O pátio/terreiro tem papel de destaque no conjunto, devido aos valores cosmológicos, antropológicos e culturais das atividades que serão realizadas no espaço. Tal destaque se materializa pela forma circular, que se distingue dos demais espaços e por localização na implantação do conjunto. Além de espaço simbólico, o pátio será também o elemento articulador do conjunto de espaços de vivência. Seguindo as premissas anteriores, o pátio também será executado em estruturas de madeira, sobre palafitas. Neste caso, serão utilizadas vigas curvas compostas por lâminas de madeira esbeltas, combinadas em sistema sanduíche com barrotes espaçados, de simples execução.
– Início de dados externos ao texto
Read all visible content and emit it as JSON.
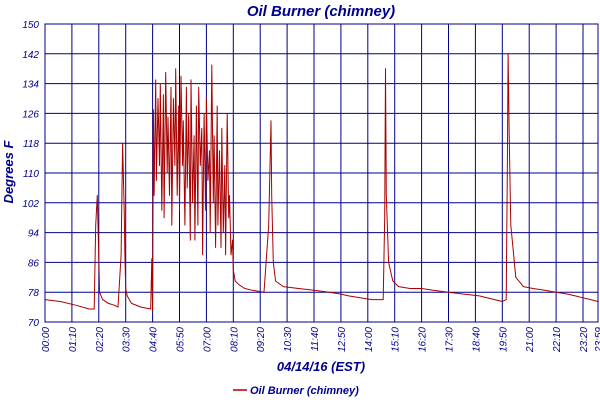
{
  "chart_data": {
    "type": "line",
    "title": "Oil Burner (chimney)",
    "xlabel": "04/14/16 (EST)",
    "ylabel": "Degrees F",
    "ylim": [
      70,
      150
    ],
    "yticks": [
      70,
      78,
      86,
      94,
      102,
      110,
      118,
      126,
      134,
      142,
      150
    ],
    "xlim": [
      "00:00",
      "23:59"
    ],
    "xtick_labels": [
      "00:00",
      "01:10",
      "02:20",
      "03:30",
      "04:40",
      "05:50",
      "07:00",
      "08:10",
      "09:20",
      "10:30",
      "11:40",
      "12:50",
      "14:00",
      "15:10",
      "16:20",
      "17:30",
      "18:40",
      "19:50",
      "21:00",
      "22:10",
      "23:20",
      "23:59"
    ],
    "grid": true,
    "legend_position": "bottom",
    "colors": {
      "series": "#aa0000",
      "grid": "#00008b",
      "text": "#00008b"
    },
    "series": [
      {
        "name": "Oil Burner (chimney)",
        "x": [
          "00:00",
          "00:40",
          "01:20",
          "01:55",
          "02:08",
          "02:12",
          "02:16",
          "02:18",
          "02:22",
          "02:30",
          "02:45",
          "03:00",
          "03:10",
          "03:18",
          "03:22",
          "03:26",
          "03:28",
          "03:30",
          "03:34",
          "03:45",
          "04:10",
          "04:35",
          "04:38",
          "04:40",
          "04:42",
          "04:44",
          "04:48",
          "04:50",
          "04:54",
          "04:58",
          "05:00",
          "05:04",
          "05:08",
          "05:10",
          "05:14",
          "05:18",
          "05:20",
          "05:24",
          "05:28",
          "05:30",
          "05:34",
          "05:38",
          "05:40",
          "05:44",
          "05:48",
          "05:50",
          "05:54",
          "05:58",
          "06:00",
          "06:04",
          "06:08",
          "06:10",
          "06:14",
          "06:18",
          "06:20",
          "06:24",
          "06:28",
          "06:30",
          "06:34",
          "06:38",
          "06:40",
          "06:44",
          "06:48",
          "06:50",
          "06:54",
          "06:58",
          "07:00",
          "07:04",
          "07:08",
          "07:10",
          "07:14",
          "07:18",
          "07:20",
          "07:24",
          "07:28",
          "07:30",
          "07:34",
          "07:38",
          "07:40",
          "07:44",
          "07:48",
          "07:50",
          "07:54",
          "07:58",
          "08:00",
          "08:04",
          "08:08",
          "08:10",
          "08:15",
          "08:25",
          "08:40",
          "09:00",
          "09:30",
          "09:42",
          "09:48",
          "09:50",
          "09:54",
          "10:00",
          "10:20",
          "11:00",
          "11:40",
          "12:20",
          "12:50",
          "13:10",
          "13:40",
          "14:10",
          "14:30",
          "14:40",
          "14:44",
          "14:46",
          "14:48",
          "14:54",
          "15:05",
          "15:20",
          "15:50",
          "16:20",
          "16:50",
          "17:30",
          "18:10",
          "18:50",
          "19:30",
          "19:50",
          "20:00",
          "20:03",
          "20:05",
          "20:08",
          "20:12",
          "20:25",
          "20:45",
          "21:10",
          "21:40",
          "22:10",
          "22:40",
          "23:00",
          "23:20",
          "23:40",
          "23:59"
        ],
        "y": [
          76,
          75.5,
          74.5,
          73.5,
          73.5,
          96,
          104,
          96,
          78,
          76,
          75,
          74.5,
          74,
          88,
          118,
          100,
          88,
          79,
          77,
          75,
          74,
          73.5,
          87,
          73,
          127,
          104,
          135,
          108,
          130,
          112,
          134,
          100,
          131,
          98,
          137,
          110,
          125,
          104,
          133,
          96,
          130,
          112,
          138,
          104,
          128,
          100,
          136,
          112,
          124,
          96,
          133,
          106,
          126,
          92,
          135,
          102,
          120,
          92,
          128,
          96,
          133,
          112,
          122,
          88,
          126,
          100,
          130,
          108,
          116,
          94,
          139,
          102,
          120,
          90,
          128,
          96,
          116,
          90,
          122,
          94,
          112,
          88,
          126,
          98,
          104,
          88,
          92,
          84,
          81,
          80,
          79,
          78.5,
          78,
          96,
          124,
          104,
          86,
          81,
          79.5,
          79,
          78.5,
          78,
          77.5,
          77,
          76.5,
          76,
          76,
          76,
          98,
          138,
          104,
          86,
          81,
          79.5,
          79,
          79,
          78.5,
          78,
          77.5,
          77,
          76,
          75.5,
          76,
          110,
          142,
          120,
          96,
          82,
          79.5,
          79,
          78.5,
          78,
          77.5,
          77,
          76.5,
          76,
          75.5
        ]
      }
    ]
  }
}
madeira nativa de manejo sustentável

por se tratar de recurso renovável, de baixo impacto ambiental e vinculado aos saberes ancestrais, a madeira será o material predominante da CAMI. serão utilizadas madeiras nativas provenientes de manejo sustentável certificado, nos termos da Instrução Normativa do Ministério do Meio Ambiente (MMA). trata-se de madeira cuja extração é planejada e legalizada, que garante a regeneração da floresta e mantém sua biodiversidade. o Plano de Manejo deverá incluir inventário de árvores e técnicas de baixo impacto, preservando áreas de proteção e espécies jovens. deverão ser priorizados recursos provenientes de planos de manejo comunitário em Terras Indígenas, nos termos da Instrução Normativa 12/2022, publicada conjuntamente pelo IBAMA e pela FUNAI. não deverão ser utilizadas espécies classificadas como “criticamente em perigo” (CR) ou “em perigo” (EN), conforme definido na Portaria MMA 443 (“Lista Nacional Oficial de Espécies da Flora Ameaçadas de Extinção”). a fim de garantir a sustentabilidade da iniciativa, deverão ser priorizadas as espécies nativas disponíveis em cada região ou bioma.